US wheat futures fell 2 percent on Friday as investors liquidated commodity holdings due to further concerns about the global economy. Corn dropped 1-1/2 percent. The spot July contract was down 4-1/2 percent for the week and over 16 percent from the record high of nearly $8 per bushel set just two weeks ago.
"Grains continue to see influence from outside markets, there's continued general commodity liquidation and there's a seasonal downtrend," said Jason Roose, an analyst with US Commodities, Des Moines, Iowa. Wheat posted its fourth straight week of losses as crop weather improved in Europe and the US harvest advanced. CBOT wheat has not seen a four-week decline since June-July 2009 when it fell for six straight weeks.
Soybean futures ended firm on end-of-week short-covering and was flat for the week. CBOT wheat for July delivery closed down 13-1/4 cents at $6.35-3/4, July delivery corn was down 10-1/2 at $6.70 and soy for July was up 2-1/2 at $13.20-1/4.
Traders were concerned that this week's collapse in grain prices would be repeated next week due to the firm dollar, lower precious metals and falling equities markets. "The outside markets were adding concern. No one wanted to be long going into the weekend in case something happens again next week," said Shawn McCambridge, analyst for Prudential Bache Commodities.
US stocks posted three days of losses on worries about Greece's austerity plan, and the euro declined against the dollar for a third straight session. Wheat futures have been technically broken with spot July below all key moving averages and floundering near its lowest price level in a year.

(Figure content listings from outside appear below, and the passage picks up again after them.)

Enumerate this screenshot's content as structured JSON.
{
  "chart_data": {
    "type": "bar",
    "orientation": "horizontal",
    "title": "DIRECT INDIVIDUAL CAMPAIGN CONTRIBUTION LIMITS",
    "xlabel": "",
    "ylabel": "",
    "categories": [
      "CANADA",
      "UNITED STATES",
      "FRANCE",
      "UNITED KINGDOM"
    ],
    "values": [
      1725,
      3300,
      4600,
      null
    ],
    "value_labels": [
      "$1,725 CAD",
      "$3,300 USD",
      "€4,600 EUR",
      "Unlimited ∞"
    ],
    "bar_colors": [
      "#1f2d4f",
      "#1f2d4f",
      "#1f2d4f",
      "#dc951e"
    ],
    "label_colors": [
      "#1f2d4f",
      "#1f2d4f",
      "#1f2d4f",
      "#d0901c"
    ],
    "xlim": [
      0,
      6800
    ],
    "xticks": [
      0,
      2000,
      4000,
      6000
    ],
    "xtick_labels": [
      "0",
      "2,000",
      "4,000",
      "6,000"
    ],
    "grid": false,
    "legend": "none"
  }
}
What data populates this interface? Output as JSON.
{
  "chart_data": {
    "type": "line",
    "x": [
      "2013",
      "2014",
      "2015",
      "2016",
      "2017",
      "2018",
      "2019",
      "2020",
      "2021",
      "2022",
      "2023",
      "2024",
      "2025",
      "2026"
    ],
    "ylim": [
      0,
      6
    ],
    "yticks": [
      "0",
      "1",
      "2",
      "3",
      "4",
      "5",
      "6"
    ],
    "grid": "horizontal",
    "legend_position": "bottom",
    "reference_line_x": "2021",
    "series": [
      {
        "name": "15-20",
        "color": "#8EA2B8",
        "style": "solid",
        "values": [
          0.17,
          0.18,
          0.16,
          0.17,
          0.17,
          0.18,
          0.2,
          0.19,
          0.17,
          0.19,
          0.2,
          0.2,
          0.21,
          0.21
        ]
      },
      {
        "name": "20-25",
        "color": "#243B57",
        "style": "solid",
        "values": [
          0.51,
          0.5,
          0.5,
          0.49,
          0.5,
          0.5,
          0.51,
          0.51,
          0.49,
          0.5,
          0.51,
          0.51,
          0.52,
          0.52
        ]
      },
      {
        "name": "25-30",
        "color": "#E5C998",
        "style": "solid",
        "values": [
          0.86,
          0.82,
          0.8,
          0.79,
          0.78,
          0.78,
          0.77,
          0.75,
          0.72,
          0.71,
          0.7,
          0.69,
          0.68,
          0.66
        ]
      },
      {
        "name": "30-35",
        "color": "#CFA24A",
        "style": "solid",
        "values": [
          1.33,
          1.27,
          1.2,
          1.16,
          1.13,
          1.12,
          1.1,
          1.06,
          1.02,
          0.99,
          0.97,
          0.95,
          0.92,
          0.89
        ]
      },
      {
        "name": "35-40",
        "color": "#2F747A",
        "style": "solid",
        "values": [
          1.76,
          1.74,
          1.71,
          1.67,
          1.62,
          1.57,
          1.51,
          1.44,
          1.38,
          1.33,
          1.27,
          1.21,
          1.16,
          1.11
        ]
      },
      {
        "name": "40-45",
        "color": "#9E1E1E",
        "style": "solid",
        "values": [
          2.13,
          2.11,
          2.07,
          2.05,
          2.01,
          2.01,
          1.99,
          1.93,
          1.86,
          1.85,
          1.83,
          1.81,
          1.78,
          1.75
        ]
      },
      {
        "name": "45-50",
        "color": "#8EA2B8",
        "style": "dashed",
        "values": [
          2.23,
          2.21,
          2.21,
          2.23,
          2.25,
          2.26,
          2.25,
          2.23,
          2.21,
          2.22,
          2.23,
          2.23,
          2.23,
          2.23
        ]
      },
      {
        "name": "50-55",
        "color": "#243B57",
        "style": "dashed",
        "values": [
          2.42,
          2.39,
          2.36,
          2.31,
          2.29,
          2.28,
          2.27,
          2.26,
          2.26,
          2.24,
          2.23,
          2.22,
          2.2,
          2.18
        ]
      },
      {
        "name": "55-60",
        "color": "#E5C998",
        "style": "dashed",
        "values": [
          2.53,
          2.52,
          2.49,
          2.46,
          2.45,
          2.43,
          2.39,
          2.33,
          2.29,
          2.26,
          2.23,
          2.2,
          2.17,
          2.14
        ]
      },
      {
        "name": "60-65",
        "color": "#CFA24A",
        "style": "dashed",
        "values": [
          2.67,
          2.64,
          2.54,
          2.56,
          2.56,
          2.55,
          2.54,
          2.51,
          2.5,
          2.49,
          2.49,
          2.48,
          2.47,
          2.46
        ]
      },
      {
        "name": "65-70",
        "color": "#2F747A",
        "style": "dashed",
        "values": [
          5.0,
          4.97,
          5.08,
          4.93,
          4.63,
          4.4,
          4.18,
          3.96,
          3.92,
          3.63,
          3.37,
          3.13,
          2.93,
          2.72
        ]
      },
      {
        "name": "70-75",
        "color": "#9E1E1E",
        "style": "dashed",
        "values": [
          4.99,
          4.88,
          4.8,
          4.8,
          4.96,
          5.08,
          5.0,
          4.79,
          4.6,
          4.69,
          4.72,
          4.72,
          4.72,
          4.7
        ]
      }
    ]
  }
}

July corn closed down for the day on another late sell-off, leading to calls for more declines even though the contract stayed above support at its 200-day MA of $6.54-3/4. July soybeans broke support at the 200-day moving average of $13.22-3/4, another bearish technical signal.
Corn futures sank to a three-month low on Thursday, notching their biggest two-day drop in 2-1/2 years before staging a late recovery that day to close higher. But there was no follow-through despite an increase in end-user demand as South Korea stepped into the market and China again appeared to be buying corn.
Two weeks ago, US corn prices soared to a record high $7.99-3/4, leaving the market vulnerable to an abrupt technical setback. Analysts said corn has the tightest supply outlook among grains with supplies expected to fall to a 15-year low. So further losses may spark buying by feeders, ethanol makers and exporters.